Social Security recipients will see modest benefit increases in 2025, while Congress considers legislation that could significantly boost payments for millions of public sector workers.
The Social Security Administration announced just a 2.5% cost-of-living adjustment for 2025, translating to approximately $50 more per month for the average recipient.
This marks the lowest increase since 2021, following higher adjustments of 8.7% in 2023 and 3.2% in 2024.
“Although price increases have moderated, it’s not as though inflation is over,” said Joe Elsasser, president of Covisum, a Social Security claiming software company.
Medicare Part B premiums will also increase modestly.
The standard monthly premium will rise by $10.30 to $185 in 2025, while the annual deductible will increase by $17 to $257. These premiums are typically deducted directly from Social Security payments.
Meanwhile, the House of Representatives passed the Social Security Fairness Act on November 12, which could increase benefits for approximately 2.8 million Americans who work in federal, state, and local jobs.
The bipartisan legislation would eliminate two provisions: the Windfall Elimination Provision and Government Pension Offset, which currently reduce benefits for public sector workers who receive pensions.
A 2020 Urban Institute study found that eliminating these provisions would increase benefits by an average of $7,300 annually for affected recipients, though the Congressional Budget Office estimates it would add $195 billion to federal deficits over ten years.
The bill’s sponsors, including Reps.

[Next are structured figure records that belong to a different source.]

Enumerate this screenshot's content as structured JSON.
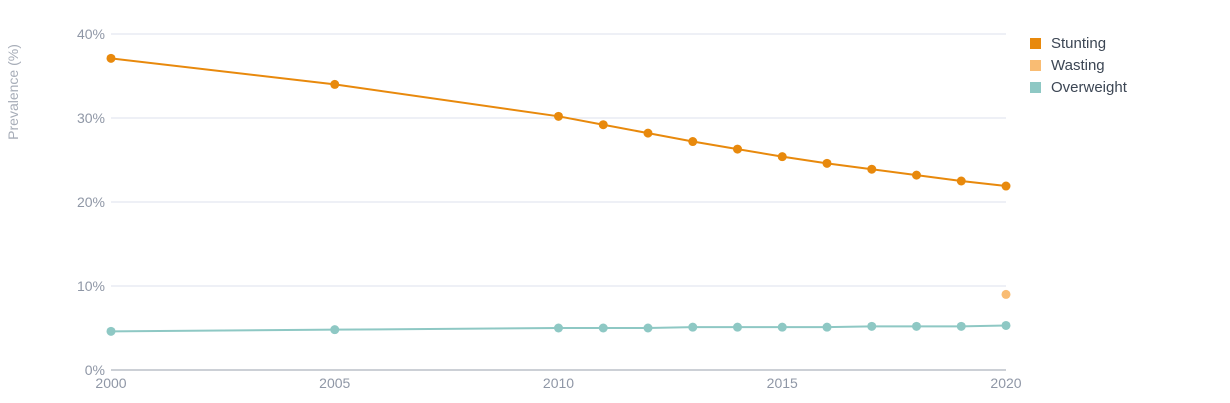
{
  "chart_data": {
    "type": "line",
    "ylabel": "Prevalence (%)",
    "ylim": [
      0,
      40
    ],
    "y_ticks": [
      "0%",
      "10%",
      "20%",
      "30%",
      "40%"
    ],
    "y_tick_values": [
      0,
      10,
      20,
      30,
      40
    ],
    "xlim": [
      2000,
      2020
    ],
    "x_ticks": [
      "2000",
      "2005",
      "2010",
      "2015",
      "2020"
    ],
    "x_tick_values": [
      2000,
      2005,
      2010,
      2015,
      2020
    ],
    "grid": true,
    "legend_position": "top-right",
    "series": [
      {
        "name": "Stunting",
        "color": "#e8890c",
        "x": [
          2000,
          2005,
          2010,
          2011,
          2012,
          2013,
          2014,
          2015,
          2016,
          2017,
          2018,
          2019,
          2020
        ],
        "values": [
          37.1,
          34.0,
          30.2,
          29.2,
          28.2,
          27.2,
          26.3,
          25.4,
          24.6,
          23.9,
          23.2,
          22.5,
          21.9
        ]
      },
      {
        "name": "Wasting",
        "color": "#f9bc73",
        "x": [
          2020
        ],
        "values": [
          9.0
        ]
      },
      {
        "name": "Overweight",
        "color": "#8ec8c4",
        "x": [
          2000,
          2005,
          2010,
          2011,
          2012,
          2013,
          2014,
          2015,
          2016,
          2017,
          2018,
          2019,
          2020
        ],
        "values": [
          4.6,
          4.8,
          5.0,
          5.0,
          5.0,
          5.1,
          5.1,
          5.1,
          5.1,
          5.2,
          5.2,
          5.2,
          5.3
        ]
      }
    ]
  }
}
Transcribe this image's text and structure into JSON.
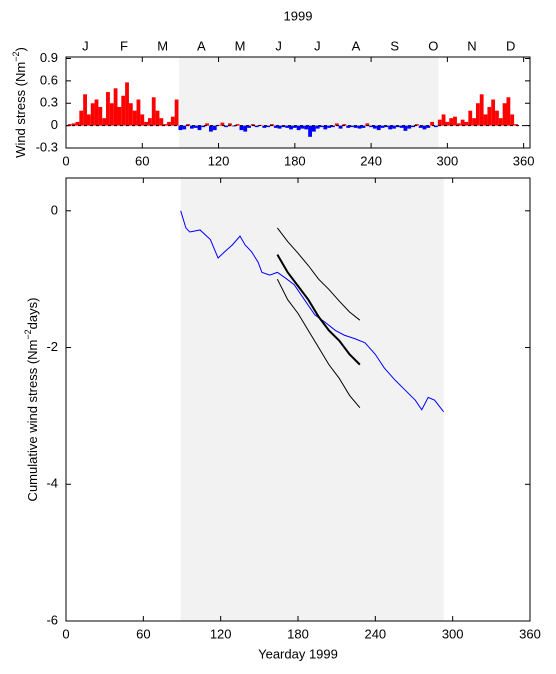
{
  "chart_data": [
    {
      "type": "bar",
      "title": "1999",
      "months": [
        "J",
        "F",
        "M",
        "A",
        "M",
        "J",
        "J",
        "A",
        "S",
        "O",
        "N",
        "D"
      ],
      "ylabel": {
        "text": "Wind stress (Nm",
        "sup": "−2",
        "end": ")"
      },
      "color": "#ff0000",
      "negative_color": "#0000ff",
      "shade": [
        89,
        293
      ],
      "shade_color": "#f2f2f2",
      "xlim": [
        0,
        365
      ],
      "xticks": [
        0,
        60,
        120,
        180,
        240,
        300,
        360
      ],
      "ylim": [
        -0.3,
        0.92
      ],
      "yticks": [
        -0.3,
        0,
        0.3,
        0.6,
        0.9
      ],
      "x": [
        3,
        6,
        9,
        12,
        15,
        18,
        21,
        24,
        27,
        30,
        33,
        36,
        39,
        42,
        45,
        48,
        51,
        54,
        57,
        60,
        63,
        66,
        69,
        72,
        75,
        78,
        81,
        84,
        87,
        90,
        93,
        96,
        99,
        102,
        105,
        108,
        111,
        114,
        117,
        120,
        123,
        126,
        129,
        132,
        135,
        138,
        141,
        144,
        147,
        150,
        153,
        156,
        159,
        162,
        165,
        168,
        171,
        174,
        177,
        180,
        183,
        186,
        189,
        192,
        195,
        198,
        201,
        204,
        207,
        210,
        213,
        216,
        219,
        222,
        225,
        228,
        231,
        234,
        237,
        240,
        243,
        246,
        249,
        252,
        255,
        258,
        261,
        264,
        267,
        270,
        273,
        276,
        279,
        282,
        285,
        288,
        291,
        294,
        297,
        300,
        303,
        306,
        309,
        312,
        315,
        318,
        321,
        324,
        327,
        330,
        333,
        336,
        339,
        342,
        345,
        348,
        351,
        354
      ],
      "values": [
        0.02,
        0.03,
        0.05,
        0.2,
        0.42,
        0.15,
        0.3,
        0.35,
        0.25,
        0.1,
        0.45,
        0.3,
        0.5,
        0.25,
        0.4,
        0.58,
        0.3,
        0.2,
        0.35,
        0.15,
        0.05,
        0.1,
        0.38,
        0.2,
        0.1,
        0.02,
        0.05,
        0.12,
        0.35,
        -0.06,
        -0.05,
        0.02,
        -0.04,
        -0.03,
        -0.06,
        -0.02,
        0.03,
        -0.08,
        -0.06,
        0.01,
        0.04,
        -0.02,
        0.03,
        -0.01,
        0.02,
        -0.06,
        -0.08,
        -0.03,
        0.02,
        -0.02,
        0.01,
        -0.03,
        -0.02,
        0.02,
        -0.03,
        -0.04,
        -0.02,
        -0.03,
        -0.05,
        -0.03,
        -0.06,
        -0.04,
        -0.05,
        -0.15,
        -0.08,
        -0.04,
        -0.02,
        -0.05,
        -0.03,
        -0.02,
        0.03,
        -0.04,
        0.02,
        -0.03,
        -0.02,
        -0.03,
        -0.04,
        -0.03,
        0.03,
        -0.02,
        -0.04,
        -0.06,
        -0.03,
        -0.02,
        -0.05,
        -0.04,
        -0.02,
        -0.03,
        -0.07,
        -0.04,
        -0.02,
        0.02,
        -0.03,
        -0.05,
        -0.03,
        0.05,
        -0.02,
        0.08,
        0.15,
        0.05,
        0.1,
        0.12,
        0.03,
        0.08,
        0.05,
        0.2,
        0.1,
        0.3,
        0.42,
        0.15,
        0.25,
        0.35,
        0.2,
        0.1,
        0.3,
        0.38,
        0.15,
        0.02
      ]
    },
    {
      "type": "line",
      "xlabel": "Yearday 1999",
      "ylabel": {
        "text": "Cumulative wind stress (Nm",
        "sup": "−2",
        "end": "days)"
      },
      "shade": [
        89,
        293
      ],
      "shade_color": "#f2f2f2",
      "xlim": [
        0,
        360
      ],
      "xticks": [
        0,
        60,
        120,
        180,
        240,
        300,
        360
      ],
      "ylim": [
        -6,
        0.48
      ],
      "yticks": [
        -6,
        -4,
        -2,
        0
      ],
      "series": [
        {
          "color": "#0000ff",
          "width": 1,
          "x": [
            89,
            93,
            96,
            104,
            112,
            118,
            123,
            129,
            135,
            139,
            144,
            149,
            152,
            158,
            164,
            170,
            177,
            185,
            193,
            201,
            209,
            216,
            224,
            232,
            240,
            247,
            255,
            263,
            271,
            276,
            281,
            286,
            293
          ],
          "values": [
            0,
            -0.25,
            -0.31,
            -0.28,
            -0.42,
            -0.69,
            -0.6,
            -0.5,
            -0.37,
            -0.5,
            -0.6,
            -0.75,
            -0.9,
            -0.94,
            -0.9,
            -0.98,
            -1.08,
            -1.3,
            -1.52,
            -1.63,
            -1.75,
            -1.82,
            -1.87,
            -1.93,
            -2.1,
            -2.3,
            -2.47,
            -2.62,
            -2.77,
            -2.91,
            -2.73,
            -2.77,
            -2.94
          ]
        },
        {
          "color": "#000000",
          "width": 2,
          "x": [
            164,
            172,
            180,
            188,
            196,
            204,
            212,
            220,
            228
          ],
          "values": [
            -0.64,
            -0.9,
            -1.1,
            -1.3,
            -1.55,
            -1.75,
            -1.9,
            -2.1,
            -2.25
          ]
        },
        {
          "color": "#000000",
          "width": 1,
          "x": [
            164,
            172,
            180,
            188,
            196,
            204,
            212,
            220,
            228
          ],
          "values": [
            -0.25,
            -0.45,
            -0.62,
            -0.8,
            -1.0,
            -1.15,
            -1.32,
            -1.48,
            -1.6
          ]
        },
        {
          "color": "#000000",
          "width": 1,
          "x": [
            164,
            172,
            180,
            188,
            196,
            204,
            212,
            220,
            228
          ],
          "values": [
            -1.0,
            -1.3,
            -1.5,
            -1.75,
            -2.0,
            -2.25,
            -2.45,
            -2.7,
            -2.88
          ]
        }
      ]
    }
  ]
}
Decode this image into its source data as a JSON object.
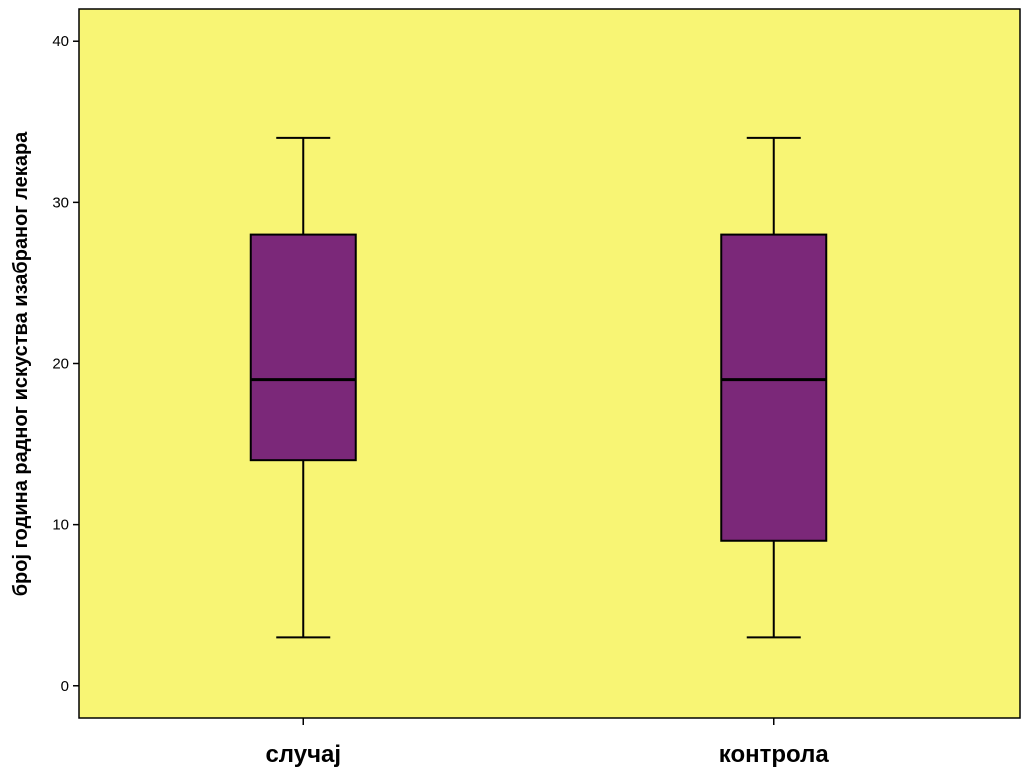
{
  "chart_data": {
    "type": "boxplot",
    "title": "",
    "xlabel": "",
    "ylabel": "број година радног искуства изабраног лекара",
    "ylim": [
      -2,
      42
    ],
    "yticks": [
      0,
      10,
      20,
      30,
      40
    ],
    "grid": false,
    "categories": [
      "случај",
      "контрола"
    ],
    "boxes": [
      {
        "category": "случај",
        "whisker_low": 3,
        "q1": 14,
        "median": 19,
        "q3": 28,
        "whisker_high": 34
      },
      {
        "category": "контрола",
        "whisker_low": 3,
        "q1": 9,
        "median": 19,
        "q3": 28,
        "whisker_high": 34
      }
    ]
  },
  "colors": {
    "plot_background": "#f8f574",
    "box_fill": "#7b2879",
    "stroke": "#000000"
  }
}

Abigail Spanberger, D-V.A., and Garret Graves, R-L.A., along with Sens. Sherrod Brown, D, and Susan Collins, R, urged Senate leadership to bring the bill to a vote.
In a letter to Senate leaders, they argued that Americans subject to these provisions “are being punished for supporting and protecting our neighbors and families, educating our children, providing healthcare to our Veterans, delivering our mail, and more.”
If passed by the Senate and signed by the president, the changes would apply to all benefits payable after December 2023. The Senate has not yet scheduled a vote on the measure.